Either way, mushrooms are fungi and therefore irrelevant.
Cadmium Magenta said:
Therefore, whenever we kill an animal for food, we are essentially deciding that our appetite is more important than that creature's life. We are inflicting deadly violence on a defenseless being, simply for our own pleasure. Personally, I don't think that's ethical behavior.
I don't think you understand how ethics works. You also have to remember that not many animals have what we deem a conscious. Animals can't examine their own existence the way human beings can. Abstract thought it lost on them.
Besides, not eating the animals will only serve to make sure that they died in vain.
Cadmium Magenta said:
Now, many people say that nature isn't ethical, that animals brutally kill and eat other animals all the time. That's true, but we are not animals. We are not lions or sharks. Lions or sharks cannot choose *not* to eat meat because they are natural carnivores and couldn't survive on a herbivorous diet. Humans, on the other hand, can. We are moral beings and as a result of our morality, we place innumerable restrictions on ourselves for the greater good: We prohibit or disapprove of theft, murder, rape, deception, defamation etc.

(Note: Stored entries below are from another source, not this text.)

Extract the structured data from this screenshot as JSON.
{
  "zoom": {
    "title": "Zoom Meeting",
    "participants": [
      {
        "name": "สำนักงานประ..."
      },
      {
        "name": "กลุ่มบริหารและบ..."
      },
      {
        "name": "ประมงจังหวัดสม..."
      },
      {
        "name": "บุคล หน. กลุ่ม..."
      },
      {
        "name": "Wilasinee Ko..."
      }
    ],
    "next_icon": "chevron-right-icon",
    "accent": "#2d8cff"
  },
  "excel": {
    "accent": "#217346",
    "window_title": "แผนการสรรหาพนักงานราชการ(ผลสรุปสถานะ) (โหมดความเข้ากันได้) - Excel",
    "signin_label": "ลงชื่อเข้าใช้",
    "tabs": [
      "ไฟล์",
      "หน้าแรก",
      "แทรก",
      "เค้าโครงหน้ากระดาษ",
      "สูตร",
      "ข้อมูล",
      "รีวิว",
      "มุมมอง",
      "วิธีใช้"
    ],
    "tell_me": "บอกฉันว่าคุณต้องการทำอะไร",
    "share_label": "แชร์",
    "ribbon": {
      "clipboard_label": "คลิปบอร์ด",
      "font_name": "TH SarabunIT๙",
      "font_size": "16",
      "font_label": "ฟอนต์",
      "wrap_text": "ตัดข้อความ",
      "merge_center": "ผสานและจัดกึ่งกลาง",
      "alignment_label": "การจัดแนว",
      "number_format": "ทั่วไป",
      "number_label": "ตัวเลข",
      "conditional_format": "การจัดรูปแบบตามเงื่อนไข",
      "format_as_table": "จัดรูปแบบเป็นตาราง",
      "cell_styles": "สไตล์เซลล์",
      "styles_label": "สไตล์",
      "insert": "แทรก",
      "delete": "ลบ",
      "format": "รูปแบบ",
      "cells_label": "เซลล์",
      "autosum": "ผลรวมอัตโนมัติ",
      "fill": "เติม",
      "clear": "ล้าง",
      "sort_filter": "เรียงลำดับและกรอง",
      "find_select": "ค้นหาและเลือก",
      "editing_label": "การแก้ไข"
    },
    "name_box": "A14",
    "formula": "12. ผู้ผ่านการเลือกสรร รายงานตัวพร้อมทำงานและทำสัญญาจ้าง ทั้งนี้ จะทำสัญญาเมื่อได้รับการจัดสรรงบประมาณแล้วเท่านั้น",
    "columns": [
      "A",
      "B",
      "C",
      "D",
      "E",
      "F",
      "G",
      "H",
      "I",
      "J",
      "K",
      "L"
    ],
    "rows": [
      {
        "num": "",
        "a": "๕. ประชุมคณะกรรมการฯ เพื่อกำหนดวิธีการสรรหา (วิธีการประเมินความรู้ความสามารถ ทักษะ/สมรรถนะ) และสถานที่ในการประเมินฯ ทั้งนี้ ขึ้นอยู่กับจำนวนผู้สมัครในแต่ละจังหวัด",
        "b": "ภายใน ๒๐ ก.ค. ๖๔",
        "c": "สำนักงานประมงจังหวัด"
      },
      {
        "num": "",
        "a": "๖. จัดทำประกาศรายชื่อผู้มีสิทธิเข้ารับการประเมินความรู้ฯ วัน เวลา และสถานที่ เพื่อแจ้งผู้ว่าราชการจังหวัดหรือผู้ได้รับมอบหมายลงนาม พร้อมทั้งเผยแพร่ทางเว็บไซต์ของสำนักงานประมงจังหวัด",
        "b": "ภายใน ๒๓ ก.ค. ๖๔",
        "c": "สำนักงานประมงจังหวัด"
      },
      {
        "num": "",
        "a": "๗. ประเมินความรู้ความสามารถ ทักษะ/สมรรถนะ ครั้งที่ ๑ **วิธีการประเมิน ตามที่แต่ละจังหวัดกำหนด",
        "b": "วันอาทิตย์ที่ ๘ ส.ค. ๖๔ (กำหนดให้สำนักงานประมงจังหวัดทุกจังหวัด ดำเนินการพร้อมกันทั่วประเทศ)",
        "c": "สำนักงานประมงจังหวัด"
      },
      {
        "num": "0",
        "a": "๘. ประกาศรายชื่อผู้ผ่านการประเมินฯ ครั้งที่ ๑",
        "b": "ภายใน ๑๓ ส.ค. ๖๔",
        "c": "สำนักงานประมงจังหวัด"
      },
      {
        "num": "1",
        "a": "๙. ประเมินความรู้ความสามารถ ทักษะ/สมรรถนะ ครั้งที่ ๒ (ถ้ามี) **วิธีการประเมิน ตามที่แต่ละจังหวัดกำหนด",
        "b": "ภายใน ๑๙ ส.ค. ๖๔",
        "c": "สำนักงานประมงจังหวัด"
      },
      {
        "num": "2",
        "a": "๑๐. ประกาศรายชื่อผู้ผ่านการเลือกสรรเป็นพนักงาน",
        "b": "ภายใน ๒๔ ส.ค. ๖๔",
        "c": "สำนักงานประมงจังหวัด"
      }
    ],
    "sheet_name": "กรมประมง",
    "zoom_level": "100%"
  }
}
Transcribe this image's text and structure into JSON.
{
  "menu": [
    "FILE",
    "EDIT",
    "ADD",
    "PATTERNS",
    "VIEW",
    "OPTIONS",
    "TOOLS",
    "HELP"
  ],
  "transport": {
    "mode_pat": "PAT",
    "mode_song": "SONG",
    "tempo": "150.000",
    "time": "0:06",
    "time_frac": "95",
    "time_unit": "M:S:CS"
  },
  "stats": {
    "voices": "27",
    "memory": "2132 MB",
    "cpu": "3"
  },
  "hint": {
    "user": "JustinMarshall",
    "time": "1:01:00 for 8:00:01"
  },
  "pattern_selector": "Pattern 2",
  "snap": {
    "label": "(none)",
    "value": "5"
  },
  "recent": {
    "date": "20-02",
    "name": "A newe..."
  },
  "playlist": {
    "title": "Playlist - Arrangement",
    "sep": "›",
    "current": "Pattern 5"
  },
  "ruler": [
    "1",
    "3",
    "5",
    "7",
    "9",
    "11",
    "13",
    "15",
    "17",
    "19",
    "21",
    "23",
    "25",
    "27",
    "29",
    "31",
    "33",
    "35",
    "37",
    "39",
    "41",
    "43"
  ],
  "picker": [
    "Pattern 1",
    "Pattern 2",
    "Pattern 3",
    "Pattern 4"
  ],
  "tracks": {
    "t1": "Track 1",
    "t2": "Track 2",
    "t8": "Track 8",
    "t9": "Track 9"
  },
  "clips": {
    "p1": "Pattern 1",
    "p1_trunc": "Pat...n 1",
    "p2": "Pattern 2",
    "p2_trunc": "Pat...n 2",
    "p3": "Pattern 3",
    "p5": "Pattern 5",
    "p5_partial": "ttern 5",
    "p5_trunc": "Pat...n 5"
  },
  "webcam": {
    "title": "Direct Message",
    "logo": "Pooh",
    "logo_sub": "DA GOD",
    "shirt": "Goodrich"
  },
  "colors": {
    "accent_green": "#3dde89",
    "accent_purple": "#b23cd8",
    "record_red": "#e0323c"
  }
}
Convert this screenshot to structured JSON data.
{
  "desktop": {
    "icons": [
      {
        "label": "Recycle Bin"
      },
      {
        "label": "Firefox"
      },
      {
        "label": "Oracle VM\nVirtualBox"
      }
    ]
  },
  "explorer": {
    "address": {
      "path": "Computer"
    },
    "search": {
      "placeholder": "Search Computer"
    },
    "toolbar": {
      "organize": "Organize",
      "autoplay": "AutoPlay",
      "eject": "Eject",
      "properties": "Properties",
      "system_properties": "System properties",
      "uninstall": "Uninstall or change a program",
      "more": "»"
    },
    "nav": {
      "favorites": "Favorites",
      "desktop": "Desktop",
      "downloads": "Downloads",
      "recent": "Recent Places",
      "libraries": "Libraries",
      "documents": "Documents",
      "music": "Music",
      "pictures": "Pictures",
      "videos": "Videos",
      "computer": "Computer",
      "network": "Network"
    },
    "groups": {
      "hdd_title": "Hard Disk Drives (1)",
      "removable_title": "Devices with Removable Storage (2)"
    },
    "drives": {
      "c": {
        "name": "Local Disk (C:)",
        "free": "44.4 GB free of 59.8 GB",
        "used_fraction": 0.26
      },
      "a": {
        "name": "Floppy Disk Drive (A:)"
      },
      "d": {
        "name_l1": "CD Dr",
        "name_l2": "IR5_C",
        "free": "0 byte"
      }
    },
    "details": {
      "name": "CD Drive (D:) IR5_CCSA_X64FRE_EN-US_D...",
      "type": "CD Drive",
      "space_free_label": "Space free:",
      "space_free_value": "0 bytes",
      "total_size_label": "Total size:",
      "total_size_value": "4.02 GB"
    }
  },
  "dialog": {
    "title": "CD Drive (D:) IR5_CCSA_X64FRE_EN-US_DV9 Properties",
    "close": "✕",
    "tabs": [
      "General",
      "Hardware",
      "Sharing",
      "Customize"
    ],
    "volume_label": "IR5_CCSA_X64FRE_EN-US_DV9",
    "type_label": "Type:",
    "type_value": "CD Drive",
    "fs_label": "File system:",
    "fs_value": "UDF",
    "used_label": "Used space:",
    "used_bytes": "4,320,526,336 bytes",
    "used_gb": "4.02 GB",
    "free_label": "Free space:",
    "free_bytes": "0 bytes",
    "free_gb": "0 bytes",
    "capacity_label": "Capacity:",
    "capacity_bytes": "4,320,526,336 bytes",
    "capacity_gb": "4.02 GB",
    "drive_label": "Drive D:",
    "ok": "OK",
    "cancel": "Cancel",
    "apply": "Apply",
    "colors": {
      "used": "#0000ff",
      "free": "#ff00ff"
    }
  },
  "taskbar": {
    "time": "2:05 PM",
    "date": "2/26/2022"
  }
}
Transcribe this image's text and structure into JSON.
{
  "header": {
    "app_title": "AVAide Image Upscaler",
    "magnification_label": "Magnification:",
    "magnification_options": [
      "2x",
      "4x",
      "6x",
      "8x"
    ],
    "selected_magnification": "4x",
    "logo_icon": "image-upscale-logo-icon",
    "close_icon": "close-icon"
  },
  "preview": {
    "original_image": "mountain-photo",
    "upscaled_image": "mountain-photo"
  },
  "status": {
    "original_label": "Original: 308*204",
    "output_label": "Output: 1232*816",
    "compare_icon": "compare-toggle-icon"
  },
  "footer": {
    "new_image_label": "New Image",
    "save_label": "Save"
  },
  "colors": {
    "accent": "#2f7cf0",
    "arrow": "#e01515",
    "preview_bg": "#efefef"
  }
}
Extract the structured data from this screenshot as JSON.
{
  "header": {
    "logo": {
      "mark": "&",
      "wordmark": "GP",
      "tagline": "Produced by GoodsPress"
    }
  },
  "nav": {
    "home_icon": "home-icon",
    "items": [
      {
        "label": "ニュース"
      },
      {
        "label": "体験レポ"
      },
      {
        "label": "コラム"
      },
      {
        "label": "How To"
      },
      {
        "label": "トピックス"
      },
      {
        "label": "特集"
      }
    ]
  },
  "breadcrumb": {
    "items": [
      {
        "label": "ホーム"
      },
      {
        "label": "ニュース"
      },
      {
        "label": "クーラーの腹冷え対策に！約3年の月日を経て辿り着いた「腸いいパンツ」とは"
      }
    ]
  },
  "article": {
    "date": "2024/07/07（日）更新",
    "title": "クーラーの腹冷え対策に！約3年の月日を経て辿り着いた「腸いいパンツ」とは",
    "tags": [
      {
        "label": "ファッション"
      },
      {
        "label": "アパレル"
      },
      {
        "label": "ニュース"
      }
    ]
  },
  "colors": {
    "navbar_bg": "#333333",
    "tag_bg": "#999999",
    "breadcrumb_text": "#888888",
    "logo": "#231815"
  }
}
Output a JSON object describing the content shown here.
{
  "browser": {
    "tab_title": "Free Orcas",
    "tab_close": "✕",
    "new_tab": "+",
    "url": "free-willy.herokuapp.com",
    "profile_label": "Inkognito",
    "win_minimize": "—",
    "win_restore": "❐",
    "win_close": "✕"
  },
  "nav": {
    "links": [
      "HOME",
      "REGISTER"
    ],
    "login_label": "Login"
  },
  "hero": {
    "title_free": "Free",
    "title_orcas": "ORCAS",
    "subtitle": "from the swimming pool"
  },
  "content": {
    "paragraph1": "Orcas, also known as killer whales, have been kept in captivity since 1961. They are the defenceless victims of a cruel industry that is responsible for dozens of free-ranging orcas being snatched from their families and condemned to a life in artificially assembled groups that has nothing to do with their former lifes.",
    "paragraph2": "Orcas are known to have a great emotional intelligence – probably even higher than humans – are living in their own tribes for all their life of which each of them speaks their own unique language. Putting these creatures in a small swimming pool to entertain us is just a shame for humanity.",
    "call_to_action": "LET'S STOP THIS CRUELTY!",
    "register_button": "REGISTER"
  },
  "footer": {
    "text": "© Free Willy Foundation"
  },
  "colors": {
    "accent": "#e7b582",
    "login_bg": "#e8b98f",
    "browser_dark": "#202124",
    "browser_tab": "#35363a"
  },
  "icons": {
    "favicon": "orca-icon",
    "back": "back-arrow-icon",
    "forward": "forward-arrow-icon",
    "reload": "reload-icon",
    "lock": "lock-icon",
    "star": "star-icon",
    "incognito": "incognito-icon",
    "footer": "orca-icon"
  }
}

Moral relativism is a thing. We don't normally kill each other because it's merely a detrimental effect on our own existence; that is, it only serves to make our continued success as a species less likely. However, killing other animals and eating them provides nutrients and materials for building, keeping ourselves warm, making tools, etc. Besides, we evolved this way. We possess complex, abstract thought and problem solving, and we've used it to our advantage despite being the most unlikely creatures to have survived on Earth for as long as we have (around 250,000 years, give or take... At least as we know the human race today, anyway), and I think that if we want to destroy entire species, awesome! What, is God gonna get pissed off and suddenly start existing so that he can punish us? Yeah, sure.
Cadmium Magenta said:
So why do we think it's okay to deprive an entire species of their liberty and kill them for their flesh?
To sum it up: Just because we *can* eat anything, doesn't necessarily mean that we *should*.
But isn't it more in the spirit of humanity to do something not because we must or should, but just because we can?
Cadmium Magenta said:
What do you think? I'm very curious to know.
I think that, despite not trying to come off as high and mighty,your misunderstanding of morality and the reasoning behind your decision tends to give off that aura, regardless.